Distribution and variance of NBP in the four blocks. a, NBP distributions in a representative session. Inset shows the 5th, 50th, and 95th percentiles of each distribution. b, Variance of each block in all sessions. One-way ANOVA was used to test for differences across blocks. The code above each bar indicates significance levels using post hoc Tukey tests.
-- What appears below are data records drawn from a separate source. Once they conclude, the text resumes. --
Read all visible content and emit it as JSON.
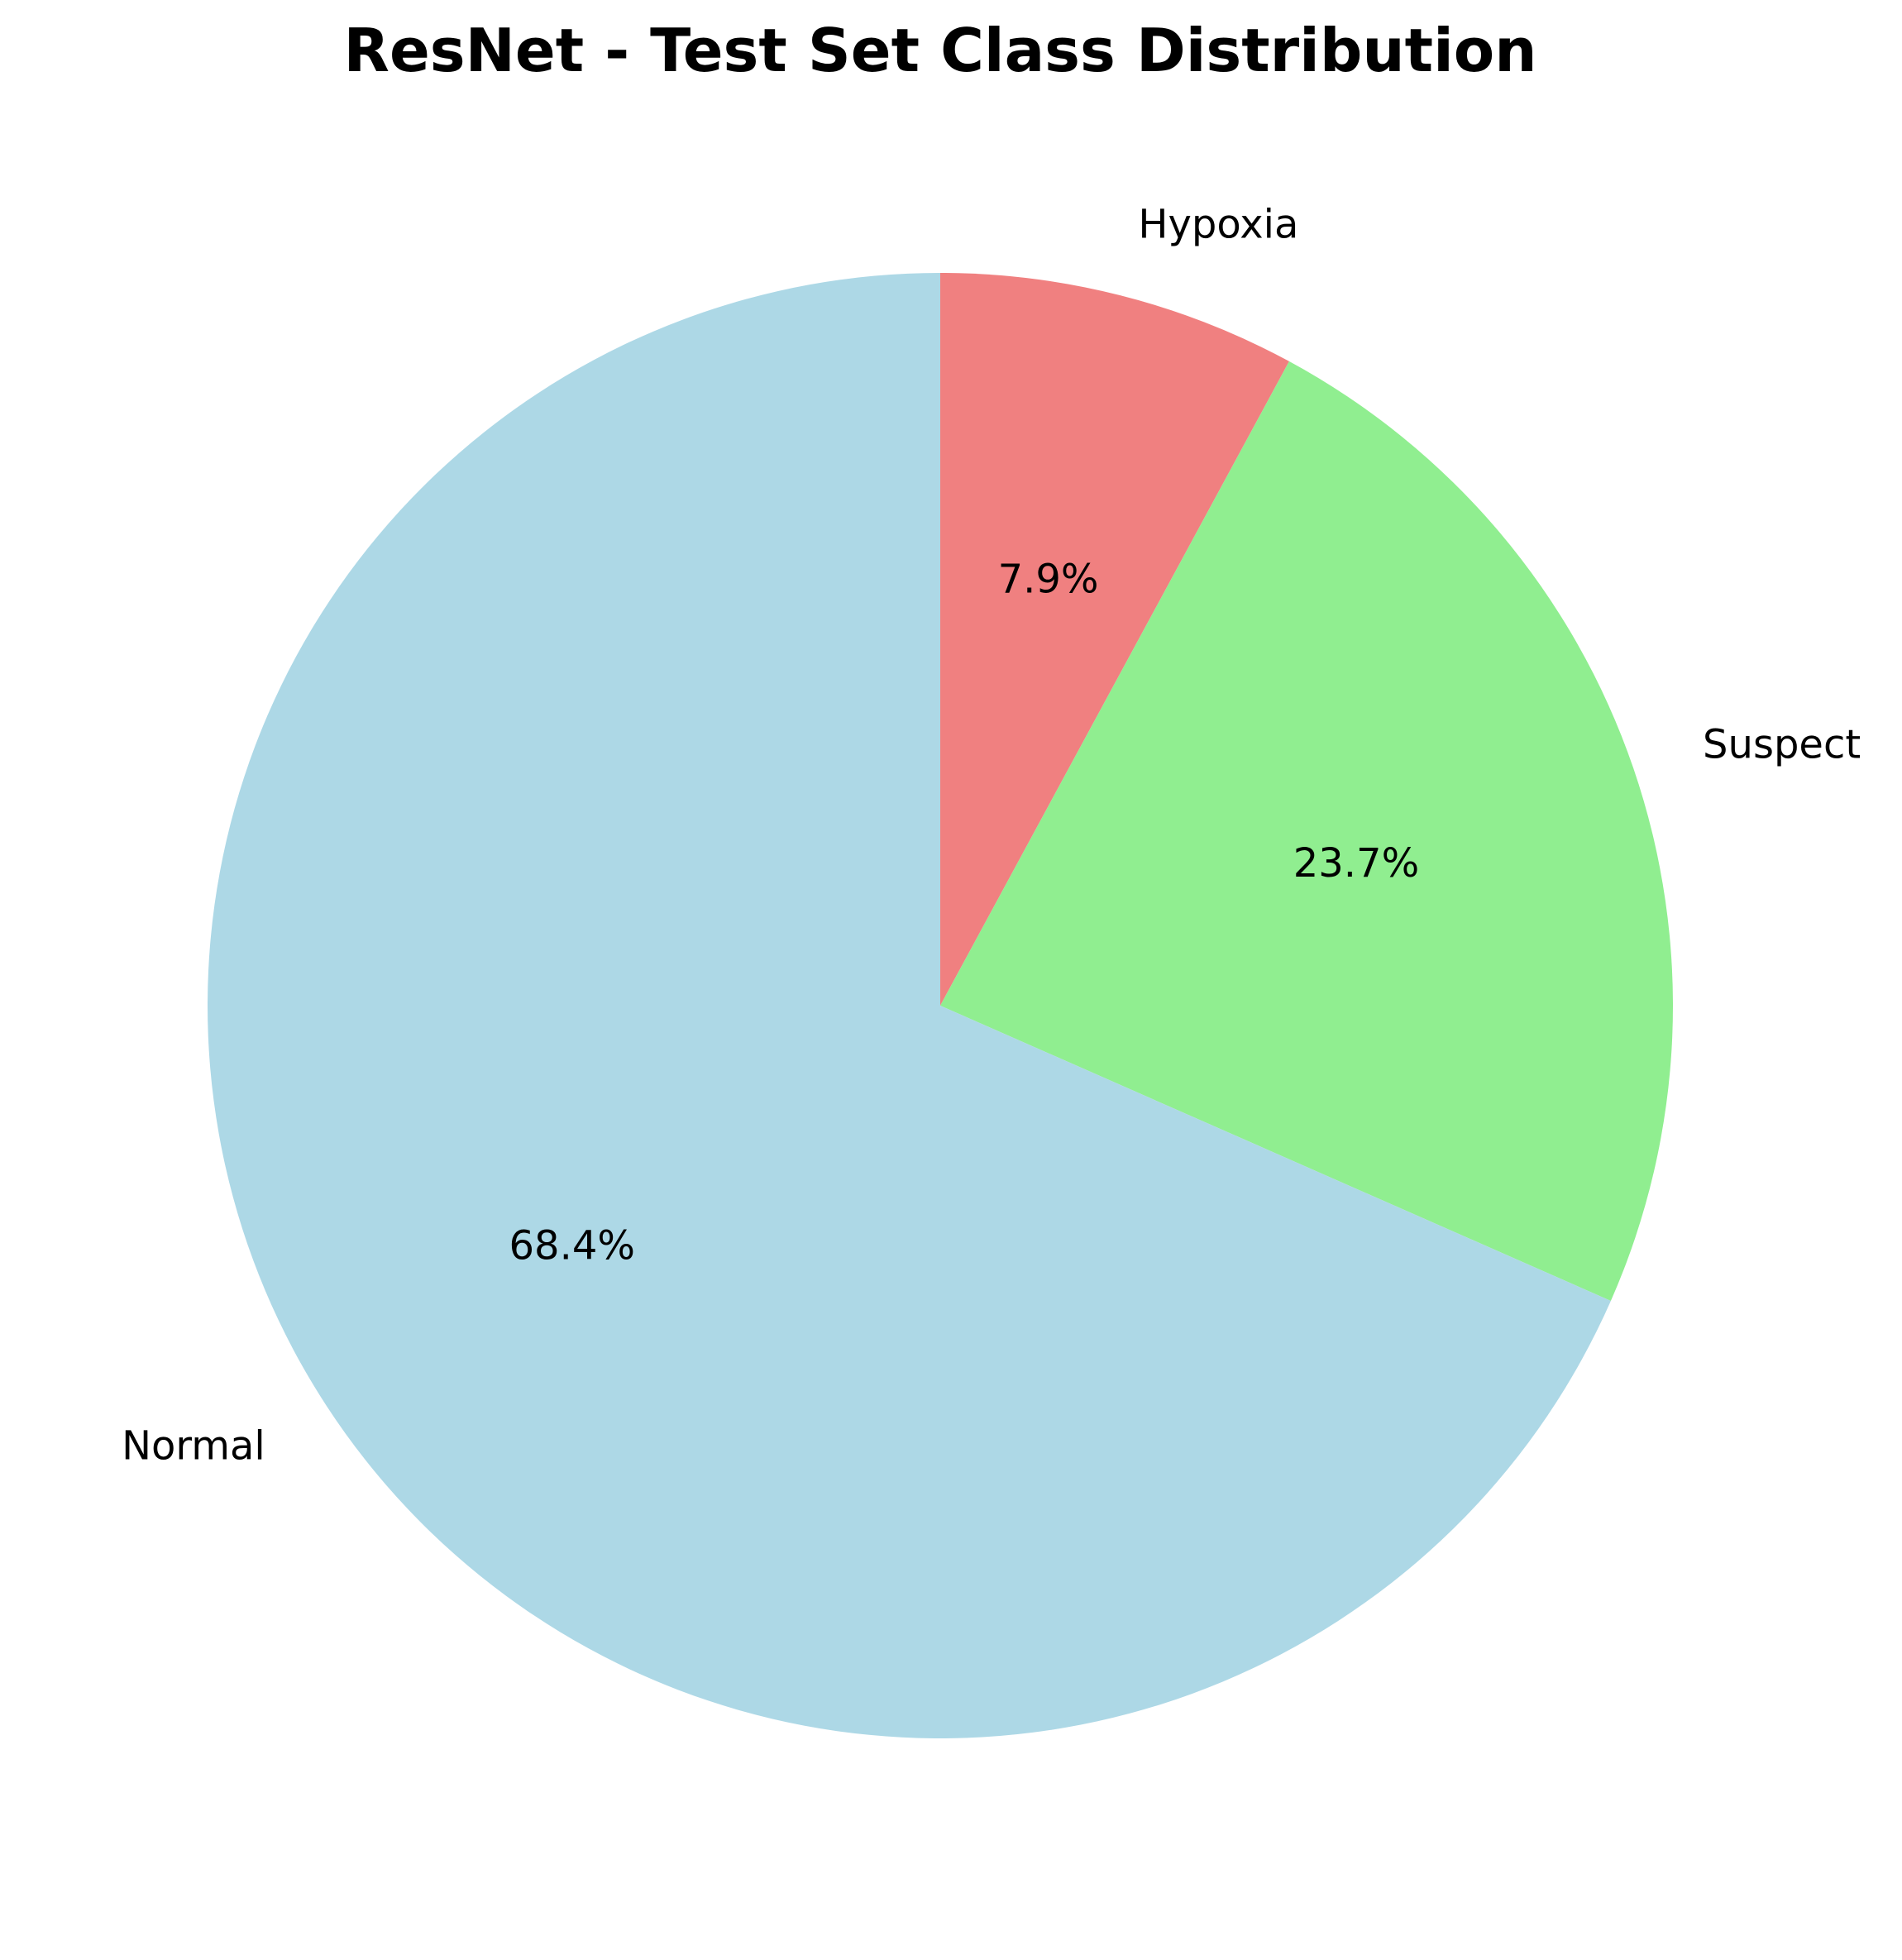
{
  "chart_data": {
    "type": "pie",
    "title": "ResNet - Test Set Class Distribution",
    "start_angle_deg": 90,
    "direction": "clockwise",
    "slices": [
      {
        "label": "Hypoxia",
        "value": 7.9,
        "value_label": "7.9%",
        "color": "#f08080"
      },
      {
        "label": "Suspect",
        "value": 23.7,
        "value_label": "23.7%",
        "color": "#90ee90"
      },
      {
        "label": "Normal",
        "value": 68.4,
        "value_label": "68.4%",
        "color": "#add8e6"
      }
    ]
  }
}
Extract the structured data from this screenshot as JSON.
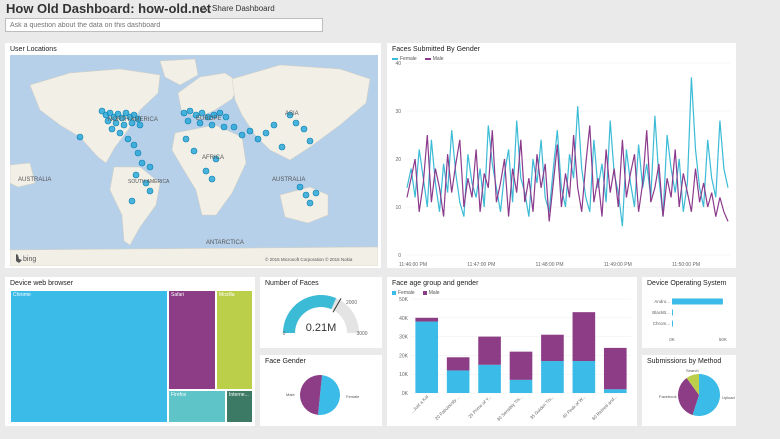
{
  "header": {
    "title": "How Old Dashboard: how-old.net",
    "share_label": "Share Dashboard",
    "qa_placeholder": "Ask a question about the data on this dashboard"
  },
  "map_tile": {
    "title": "User Locations",
    "labels": {
      "north_america": "NORTH AMERICA",
      "europe": "EUROPE",
      "asia": "ASIA",
      "africa": "AFRICA",
      "south_america": "SOUTH AMERICA",
      "australia_left": "AUSTRALIA",
      "australia_right": "AUSTRALIA",
      "antarctica": "ANTARCTICA"
    },
    "logo": "bing",
    "copyright": "© 2015 Microsoft Corporation   © 2015 Nokia"
  },
  "line_tile": {
    "title": "Faces Submitted By Gender",
    "chart_data": {
      "type": "line",
      "x_ticks": [
        "11:46:00 PM",
        "11:47:00 PM",
        "11:48:00 PM",
        "11:49:00 PM",
        "11:50:00 PM"
      ],
      "y_ticks": [
        0,
        10,
        20,
        30,
        40
      ],
      "ylim": [
        0,
        40
      ],
      "series": [
        {
          "name": "Female",
          "color": "#3bbbd6",
          "values": [
            14,
            18,
            12,
            22,
            16,
            10,
            24,
            15,
            9,
            19,
            13,
            26,
            17,
            11,
            8,
            21,
            15,
            12,
            18,
            10,
            27,
            19,
            14,
            9,
            17,
            22,
            11,
            28,
            16,
            13,
            8,
            20,
            15,
            24,
            12,
            9,
            18,
            26,
            14,
            10,
            21,
            16,
            31,
            18,
            12,
            9,
            24,
            14,
            19,
            11,
            28,
            17,
            13,
            6,
            22,
            15,
            10,
            23,
            14,
            19,
            12,
            29,
            16,
            8,
            25,
            18,
            13,
            20,
            9,
            15,
            37,
            22,
            14,
            10,
            24,
            16,
            12,
            28,
            18,
            14
          ]
        },
        {
          "name": "Male",
          "color": "#8c3a8c",
          "values": [
            12,
            16,
            20,
            9,
            15,
            25,
            11,
            18,
            14,
            8,
            21,
            13,
            19,
            24,
            10,
            16,
            12,
            22,
            9,
            17,
            14,
            26,
            11,
            15,
            20,
            8,
            18,
            13,
            24,
            11,
            16,
            9,
            21,
            14,
            19,
            7,
            15,
            23,
            10,
            17,
            12,
            25,
            14,
            9,
            19,
            27,
            11,
            16,
            8,
            22,
            13,
            18,
            10,
            24,
            12,
            17,
            21,
            9,
            15,
            26,
            11,
            14,
            19,
            8,
            16,
            12,
            22,
            10,
            17,
            13,
            9,
            18,
            11,
            15,
            10,
            13,
            8,
            12,
            9,
            7
          ]
        }
      ]
    }
  },
  "treemap_tile": {
    "title": "Device web browser",
    "chart_data": {
      "type": "treemap",
      "items": [
        {
          "label": "Chrome",
          "color": "#3bbbe8"
        },
        {
          "label": "Safari",
          "color": "#8c3d86"
        },
        {
          "label": "Mozilla",
          "color": "#bccf4b"
        },
        {
          "label": "Firefox",
          "color": "#5fc4c8"
        },
        {
          "label": "Interne...",
          "color": "#3d7a66"
        }
      ]
    }
  },
  "gauge_tile": {
    "title": "Number of Faces",
    "value": "0.21M",
    "fraction": 0.63,
    "min": "0",
    "target": "2000",
    "max": "3000",
    "color": "#3bbbd6"
  },
  "gender_tile": {
    "title": "Face Gender",
    "chart_data": {
      "type": "pie",
      "slices": [
        {
          "label": "Female",
          "value": 50,
          "color": "#3bbbe8"
        },
        {
          "label": "Male",
          "value": 50,
          "color": "#8c3d86"
        }
      ]
    }
  },
  "age_tile": {
    "title": "Face age group and gender",
    "chart_data": {
      "type": "bar",
      "stacked": true,
      "categories": [
        "...Just a Kid",
        "20 Fabulously ...",
        "25 Prime of Y...",
        "30 Sensibly Thi...",
        "35 Golden Thi...",
        "40 Peak of W...",
        "60 Retired and..."
      ],
      "y_ticks": [
        "0K",
        "10K",
        "20K",
        "30K",
        "40K",
        "50K"
      ],
      "ylim": [
        0,
        50
      ],
      "series": [
        {
          "name": "Female",
          "color": "#3bbbe8",
          "values": [
            38,
            12,
            15,
            7,
            17,
            17,
            2
          ]
        },
        {
          "name": "Male",
          "color": "#8c3d86",
          "values": [
            2,
            7,
            15,
            15,
            14,
            26,
            22
          ]
        }
      ]
    }
  },
  "os_tile": {
    "title": "Device Operating System",
    "chart_data": {
      "type": "bar",
      "orientation": "horizontal",
      "categories": [
        "Andro...",
        "BlackB...",
        "Chrom..."
      ],
      "values": [
        50,
        0.4,
        0.2
      ],
      "x_ticks": [
        "0K",
        "50K"
      ],
      "xlim": [
        0,
        55
      ],
      "color": "#3bbbe8"
    }
  },
  "method_tile": {
    "title": "Submissions by Method",
    "chart_data": {
      "type": "pie",
      "slices": [
        {
          "label": "Upload",
          "value": 55,
          "color": "#3bbbe8"
        },
        {
          "label": "Facebook",
          "value": 35,
          "color": "#8c3d86"
        },
        {
          "label": "Search",
          "value": 10,
          "color": "#bccf4b"
        }
      ]
    }
  }
}
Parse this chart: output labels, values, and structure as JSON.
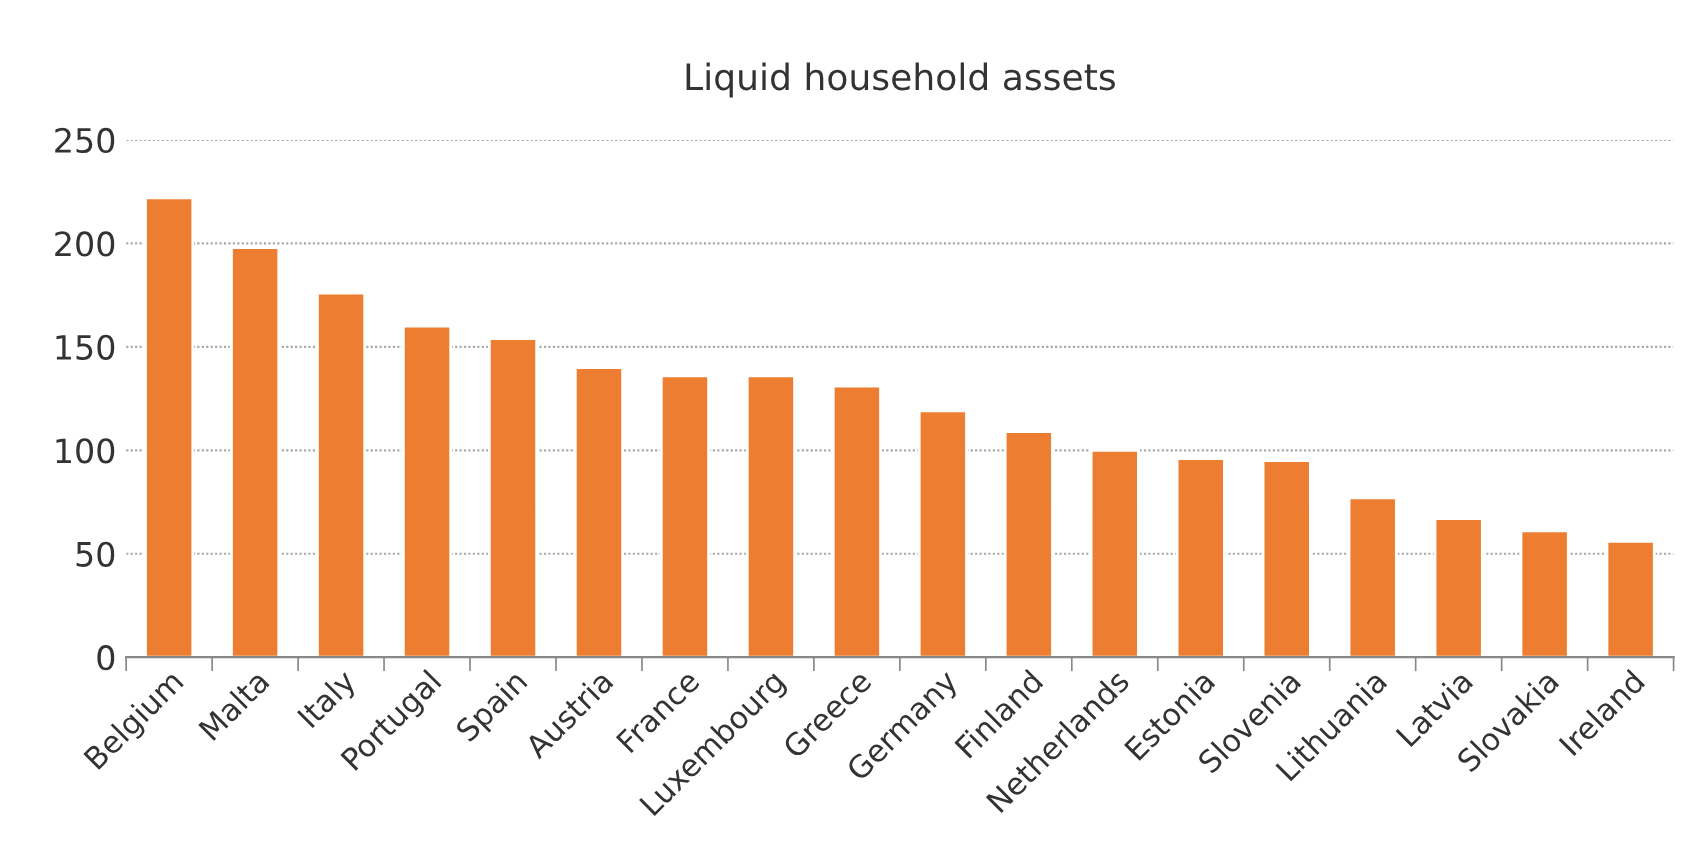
{
  "chart_data": {
    "type": "bar",
    "title": "Liquid household assets",
    "categories": [
      "Belgium",
      "Malta",
      "Italy",
      "Portugal",
      "Spain",
      "Austria",
      "France",
      "Luxembourg",
      "Greece",
      "Germany",
      "Finland",
      "Netherlands",
      "Estonia",
      "Slovenia",
      "Lithuania",
      "Latvia",
      "Slovakia",
      "Ireland"
    ],
    "values": [
      222,
      198,
      176,
      160,
      154,
      140,
      136,
      136,
      131,
      119,
      109,
      100,
      96,
      95,
      77,
      67,
      61,
      56
    ],
    "color": "#ed7d31",
    "ylim": [
      0,
      250
    ],
    "yticks": [
      0,
      50,
      100,
      150,
      200,
      250
    ],
    "grid": "y"
  }
}
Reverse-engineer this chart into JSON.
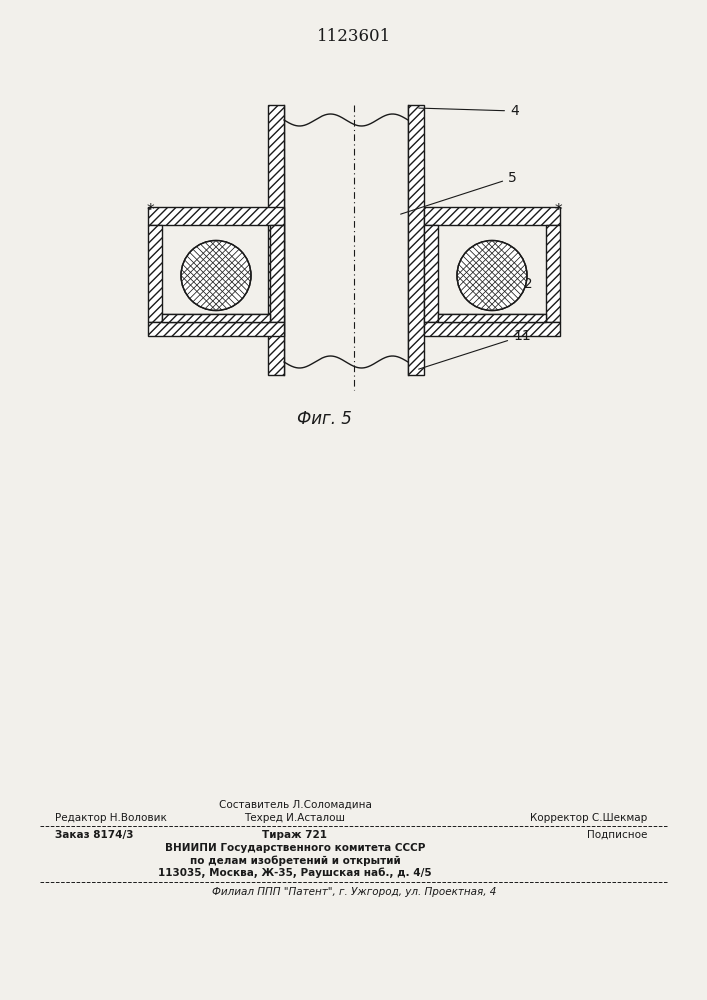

Monkey A: F_(3,47) = 1.568, p = 0.210, partial eta-squared = 0.091. Monkey B: F_(3,53) = 15.91, p = 1.68 × 10⁻⁷, partial eta-squared = 0.474; post hoc Tukey tests: Control vs Main p = 3.40 × 10⁻⁴ (Hedge's g = −1.382), Control vs Transfer p = 1.81 × 10⁻⁴ (Hedge's g = −2.069), Control vs Washout p = 0.92 (Hedge's g = 0.311), Main vs Transfer p = 0.804 (Hedge's g = −0.288), Main vs Washout p = 2.00 × 10⁻⁵ (Hedge's g = 1.647), and Transfer vs Washout p = 1.40 × 10⁻⁵ (Hedge's g = 2.394). Error bars represented standard errors of the mean.